Vol.9, No.48,
2006 The Salmon King - A Fish Tale From B.C. By Elizabeth Symon
A long time ago in a castle under a faraway sea lived a king, a salmon king, King Chinook, a widower who had one daughter, the beautiful Princess Raun.
One day King Chinook fell in love, and married the scheming Holia, a widow with two daughters of her own. He took them to live with him in his castle under the sea.
But alas, his days were numbered, and Princess Raun was left fatherless and in care of her stepmother, Queen Holia. She was banished to the servants’ quarters, and when an invitation arrived to a Ball in honour of the coming of age of Samlet, a neighbouring Prince, Raun was told she was not included.
Poor Princess Raun wept as the three set off in their finery for the distant palace, unaware of the presence of the wisewoman fish of the sea.
“You shall go to the Ball, Raun,” she said, “in shining scales, and in a sea-urchin coach drawn by six gleaming sea-horses. But you must be home before the tide turns, or you will all be changed back into what you were before.”

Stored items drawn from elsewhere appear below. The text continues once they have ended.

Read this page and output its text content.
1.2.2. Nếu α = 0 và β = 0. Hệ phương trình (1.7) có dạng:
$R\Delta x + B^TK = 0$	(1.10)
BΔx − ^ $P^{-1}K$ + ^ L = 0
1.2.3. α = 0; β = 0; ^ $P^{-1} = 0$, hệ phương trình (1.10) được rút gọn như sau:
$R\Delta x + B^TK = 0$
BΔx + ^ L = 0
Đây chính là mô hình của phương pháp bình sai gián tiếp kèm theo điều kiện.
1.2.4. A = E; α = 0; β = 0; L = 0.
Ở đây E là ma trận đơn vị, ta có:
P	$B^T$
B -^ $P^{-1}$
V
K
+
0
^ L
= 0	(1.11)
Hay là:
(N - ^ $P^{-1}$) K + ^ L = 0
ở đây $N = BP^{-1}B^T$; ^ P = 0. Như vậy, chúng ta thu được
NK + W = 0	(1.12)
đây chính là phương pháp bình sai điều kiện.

So Princess Raun went to the Ball, and Prince Samlet danced with no one else but her, but as the ball room began to fill with the water of the rising tide, he found his partner gone.
The frantic Prince rushed to the palace entrance way, but saw only a sea-urchin and six sea-horses, and beyond them the crested waves and a rising sea.
Undaunted, however, he followed the slow progress of the sea-horses, now normal size again, and at last found himself at the faraway castle where Princess Raun lived. He persuaded her to return with him as his future bride to his own underwater home, and their descendants are to be found there to this day.